Vanguardias en fuga, La decadencia del arte popular (2002-2018)

La adicción de Madame Bovary

Una especie de convalecencia

Si Madame Bovary rechazaba el mundo refugiándose en una novela rosa, un mundo vuelto novela de todos los géneros y colores por todos los medios en continuado, donde los cómicos no llegan ni se van sino que ocupan el espacio vacío sin cesar, lleva la alienación al grado más alto y convierte el problema en solución. Vivir con la enfermedad: durante el siglo veinte, la acumulación de objetos típica de la decoración del siglo diecinueve, que agredía al vacío como queriendo hacerle padecer el supuesto horror o aborrecimiento que por él sentía la naturaleza, cuya imponente profusión aquella estética procuraba heredar o imitar, hizo estallar las paredes de las casas para instalarse por doquier en la ciudad, progresivamente cubierta a partir de entonces de chucherías y piezas de arte o, mejor dicho, diseño, seleccionadas sin embargo de entre un pajar en proporción al cual cada una de ellas no es sino la tan mentada aguja, o una de tantas.
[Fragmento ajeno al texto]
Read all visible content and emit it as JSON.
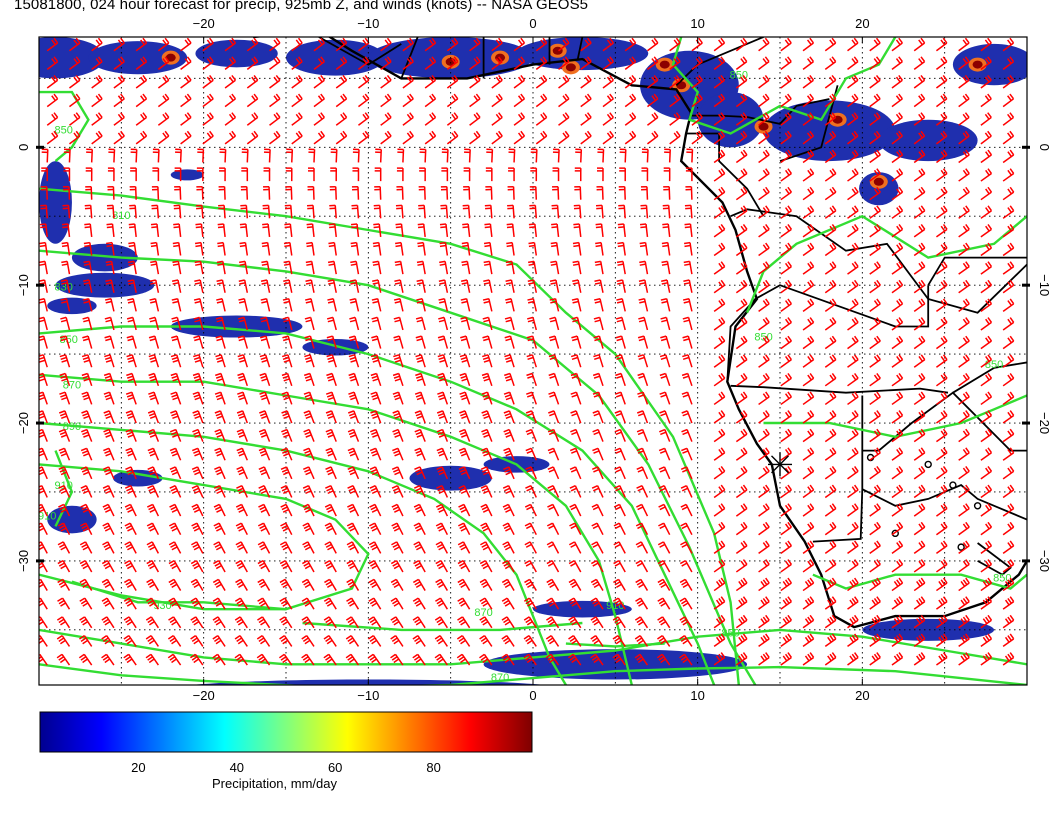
{
  "title": "15081800, 024 hour forecast for precip, 925mb Z, and winds (knots) -- NASA GEOS5",
  "map": {
    "lon_range": [
      -30,
      30
    ],
    "lat_range": [
      -39,
      8
    ],
    "lon_ticks": [
      -20,
      -10,
      0,
      10,
      20
    ],
    "lat_ticks": [
      0,
      -10,
      -20,
      -30
    ],
    "lon_tick_labels": [
      "−20",
      "−10",
      "0",
      "10",
      "20"
    ],
    "lat_tick_labels": [
      "0",
      "−10",
      "−20",
      "−30"
    ],
    "grid": "dotted",
    "marker_symbol": "asterisk",
    "marker_position": {
      "lon": 15,
      "lat": -23
    },
    "contour_labels": [
      "810",
      "830",
      "850",
      "870",
      "890",
      "910",
      "930"
    ],
    "colors": {
      "contour": "#33dd33",
      "wind_barbs": "#ff0000",
      "coastline": "#000000",
      "precip_low": "#1a1aa0"
    }
  },
  "colorbar": {
    "tick_values": [
      20,
      40,
      60,
      80
    ],
    "tick_labels": [
      "20",
      "40",
      "60",
      "80"
    ],
    "range": [
      0,
      100
    ],
    "label": "Precipitation, mm/day"
  }
}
Hubo también una vanguardia que procuró despojar tal escenario, ya en el teatro o en las artes plásticas, entre otros terrenos, recuperando el vacío por sustracción o hasta por desesperadas tablas rasas, pero la enorme proliferación de la imitación y la producción en serie, de la repetición del modelo y sus variaciones, desborda el pensamiento y a partir de los 80, rota toda idea de revolución, la acumulación y circulación no sólo de mercaderías sino también de información, de lo abstracto concretizado, no hace más que acelerarse en exacta proporción a la pérdida de espacio y por consiguiente de diferenciación entre los distintos acontecimientos posibles. Hasta el minimalismo prolifera y multiplica sus ejemplos, abigarrando el conjunto, mientras sueña con un “decrecimiento” general que traería el ansiado sosiego. Y a la vez, por todas partes, como al agua bajo la superficie de una capa de hielo fino, se siente el aborrecido vacío, sólo que a éste no es al parecer la naturaleza quien lo teme, sino el espíritu. O los espíritus, temerosos de no ser sino ilusiones de la carne. Nietzsche: “Quien tiene por qué vivir tolera casi cualquier cómo.” Pero es por la pendiente opuesta que el mundo ha rodado.

Una especie de epidemia

Programa: desarrollar la idea, o la metáfora, de la “metástasis”, a través de los medios de comunicación masiva, del “cáncer” que afecta a los sucesores, por más inconscientes que éstos puedan ser, de Madame Bovary, primera adicta moderna a la ficción, corroyendo su conciencia y su mundo. “La naturaleza aborrece el vacío”: calumnia sostenida por la usurpación del viejo entorno a manos de una industria que procura ocupar su lugar y someterlo a su programa, según el cual los productos vendrían a ser tan “amigos” como “enemigo” es el vacío. Pero, como bien ha escrito Philippe Sollers en un viejo libro suyo muy poco leído, el maoísta Sobre el materialismo (1974), “no es la naturaleza sino la representación la que aborrece el vacío”. Justamente, ese vacío que procuran ocupar en continuado tanto los medios de comunicación como la industria del entretenimiento y que es en sí la interrupción misma de todo continuado. Tarea crítica: producir efectivamente el vacío, el corte, el intervalo, por lo cual no debe sorprendernos que en nuestra época, encantada de sustituirla con toda clase de publicidades y promociones, brille por su ausencia. La crítica, que introducía el vacío entre las cosas y permitía así distinguirlas, discernir, desoída ha pasado a encarnarlo; se hace oír en el vacío, como aquél que clamaba en el desierto, y a su vez manifiesta ese vacío, inabordable para todo aquel que no quiere que exista. Esa dependencia de un deseo es el que hace de la crítica un espacio de libertad.  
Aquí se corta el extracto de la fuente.